By the time a phase 3 trial is being designed, sufficient preclinical microbiology and in vivo pharmacology data should have been generated to support use of a drug in the targeted indications.

As outlined in the microbiological studies in advance of a phase 2 trial section, data should be available from:

  • In vitro microbiology studies focused on pathogens associated with the target indication.
  • Animal models of infection, including pharmacokinetic/pharmacodynamic (PK/PD) data and data on specific disease states.

As also relevant to phase 2 trials, prior studies will be needed on:

  • Drug–drug interactions (assessing the impact of co-dosing, for example through checkerboard studies testing drugs together at different concentrations).
  • Susceptibility testing methodologies: Establishing the methods to determine the susceptibility of isolates, for:
    • Minimum inhibitory concentration (MIC) testing, including any deviation from standard CLSI/EUCAST methodology.
    • Disk diffusion testing, placing antibiotic disks on pathogen cultures to assess antibacterial activity.
    • Establishing appropriate parameters for quality control studies.
  • Drug stability in frozen panels, to ensure the accuracy of data on stored samples.

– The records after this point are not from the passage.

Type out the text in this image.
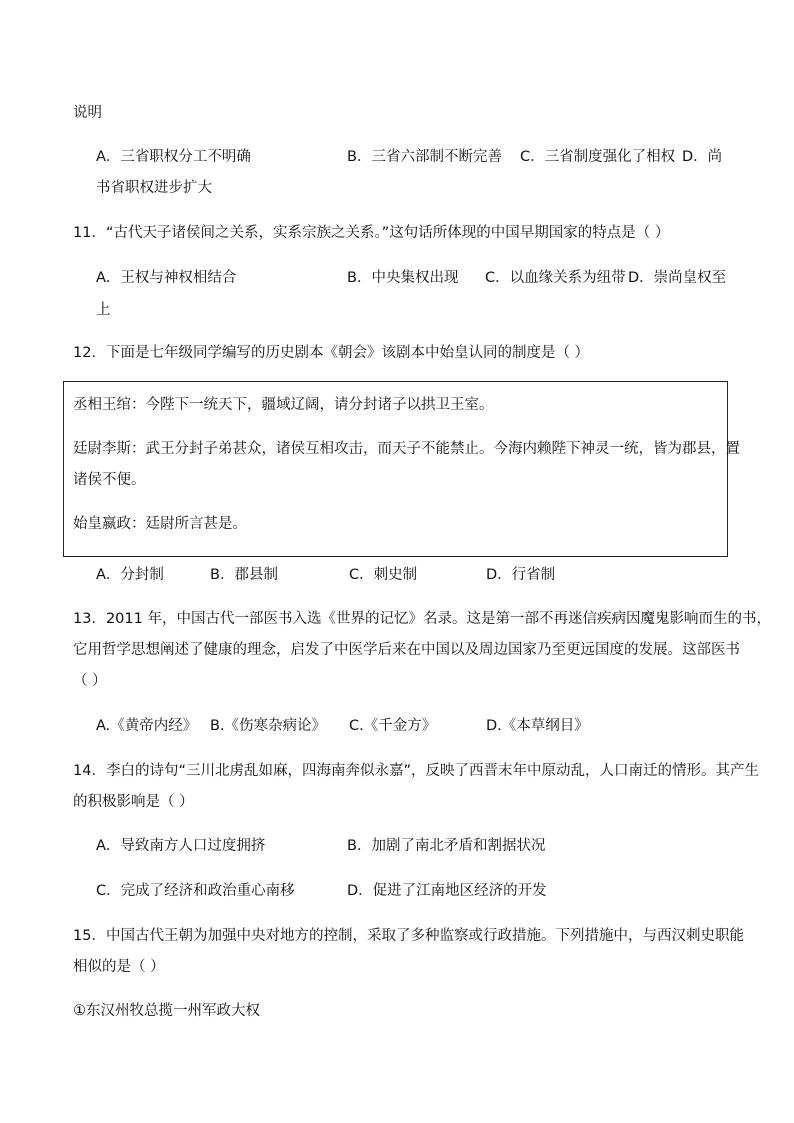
说明
A．三省职权分工不明确	B．三省六部制不断完善 C．三省制度强化了相权 D．尚
书省职权进步扩大
11．“古代天子诸侯间之关系，实系宗族之关系。”这句话所体现的中国早期国家的特点是（ ）
A．王权与神权相结合	B．中央集权出现 C．以血缘关系为纽带 D．崇尚皇权至
上
12．下面是七年级同学编写的历史剧本《朝会》该剧本中始皇认同的制度是（ ）
丞相王绾：今陛下一统天下，疆域辽阔，请分封诸子以拱卫王室。
廷尉李斯：武王分封子弟甚众，诸侯互相攻击，而天子不能禁止。今海内赖陛下神灵一统，皆为郡县，置
诸侯不便。
始皇嬴政：廷尉所言甚是。
A．分封制	B．郡县制	C．刺史制	D．行省制
13．2011 年，中国古代一部医书入选《世界的记忆》名录。这是第一部不再迷信疾病因魔鬼影响而生的书，
它用哲学思想阐述了健康的理念，启发了中医学后来在中国以及周边国家乃至更远国度的发展。这部医书
（ ）
A.《黄帝内经》 B.《伤寒杂病论》 C.《千金方》	D.《本草纲目》
14．李白的诗句“三川北虏乱如麻，四海南奔似永嘉”，反映了西晋末年中原动乱，人口南迁的情形。其产生
的积极影响是（ ）
A．导致南方人口过度拥挤	B．加剧了南北矛盾和割据状况
C．完成了经济和政治重心南移	D．促进了江南地区经济的开发
15．中国古代王朝为加强中央对地方的控制，采取了多种监察或行政措施。下列措施中，与西汉刺史职能
相似的是（ ）
①东汉州牧总揽一州军政大权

These methodologies follow standards developed by the Clinical Laboratory Standards Institute (CLSI) and the European Committee on Antimicrobial Susceptibility Testing (EUCAST). Guidance can be found in CLSI document M23 and on the EUCAST website.

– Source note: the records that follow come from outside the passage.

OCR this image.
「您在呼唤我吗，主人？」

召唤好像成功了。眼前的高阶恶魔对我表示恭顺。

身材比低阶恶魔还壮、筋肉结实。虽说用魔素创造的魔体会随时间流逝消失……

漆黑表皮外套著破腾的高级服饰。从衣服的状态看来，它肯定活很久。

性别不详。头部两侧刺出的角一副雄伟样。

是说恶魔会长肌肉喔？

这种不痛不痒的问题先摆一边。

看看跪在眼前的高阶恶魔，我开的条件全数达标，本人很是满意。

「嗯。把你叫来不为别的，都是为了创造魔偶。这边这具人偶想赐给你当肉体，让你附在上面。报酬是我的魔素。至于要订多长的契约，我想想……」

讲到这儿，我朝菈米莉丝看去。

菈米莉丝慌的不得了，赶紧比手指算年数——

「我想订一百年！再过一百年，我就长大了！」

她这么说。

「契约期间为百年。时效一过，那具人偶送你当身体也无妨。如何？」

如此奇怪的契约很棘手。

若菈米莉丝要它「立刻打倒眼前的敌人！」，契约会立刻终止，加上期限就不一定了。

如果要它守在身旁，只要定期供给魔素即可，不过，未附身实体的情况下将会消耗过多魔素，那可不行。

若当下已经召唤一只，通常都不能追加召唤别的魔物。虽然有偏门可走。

Some differences exist between CLSI and EUCAST methodologies, especially with regards to disk diffusion testing. Guidance from both CLSI and EUCAST should be consulted before MIC or disk testing methods are finalized.

Preparing for a clinical trial

A range of practical issues will need to be addressed in advance of a phase 3 trial. These include:

  • Supply of MIC panels (multi-well plates with specific concentrations of antibiotic) to the study’s central microbiology laboratory, and specification of comparator drugs.
  • Supply of disks for disk diffusion testing to clinical trial site laboratories.

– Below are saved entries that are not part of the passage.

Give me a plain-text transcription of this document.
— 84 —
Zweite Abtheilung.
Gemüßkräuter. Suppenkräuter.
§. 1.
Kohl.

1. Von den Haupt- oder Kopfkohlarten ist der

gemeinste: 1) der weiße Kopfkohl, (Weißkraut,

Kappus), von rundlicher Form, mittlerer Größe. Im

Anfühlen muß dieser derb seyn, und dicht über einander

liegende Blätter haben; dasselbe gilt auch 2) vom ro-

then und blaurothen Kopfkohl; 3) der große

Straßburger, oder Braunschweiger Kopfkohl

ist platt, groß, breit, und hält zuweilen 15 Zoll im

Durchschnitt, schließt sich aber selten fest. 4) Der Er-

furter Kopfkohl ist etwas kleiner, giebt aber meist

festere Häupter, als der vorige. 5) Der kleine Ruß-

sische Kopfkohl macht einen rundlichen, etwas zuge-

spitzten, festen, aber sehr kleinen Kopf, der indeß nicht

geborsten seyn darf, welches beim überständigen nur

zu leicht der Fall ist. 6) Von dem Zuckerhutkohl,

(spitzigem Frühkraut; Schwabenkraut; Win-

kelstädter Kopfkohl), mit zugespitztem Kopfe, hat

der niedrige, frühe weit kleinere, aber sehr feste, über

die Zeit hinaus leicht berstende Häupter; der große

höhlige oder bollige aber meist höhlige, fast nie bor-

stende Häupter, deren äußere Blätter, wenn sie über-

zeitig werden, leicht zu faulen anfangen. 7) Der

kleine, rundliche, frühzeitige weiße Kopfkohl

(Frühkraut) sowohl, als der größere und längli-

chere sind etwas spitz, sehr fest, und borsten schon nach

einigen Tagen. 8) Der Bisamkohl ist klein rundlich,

It is also important that all microbiological procedures are carried out appropriately at clinical trial sites and the central microbiology laboratory. Key activities may include:

  • Ensuring sample collection from trial participants is performed correctly at clinical trial sites.
  • Carrying out a capability survey across clinical trial site laboratories.

Establishing a testing protocol with any contract research organization (CRO) conducting or contributing to a trial.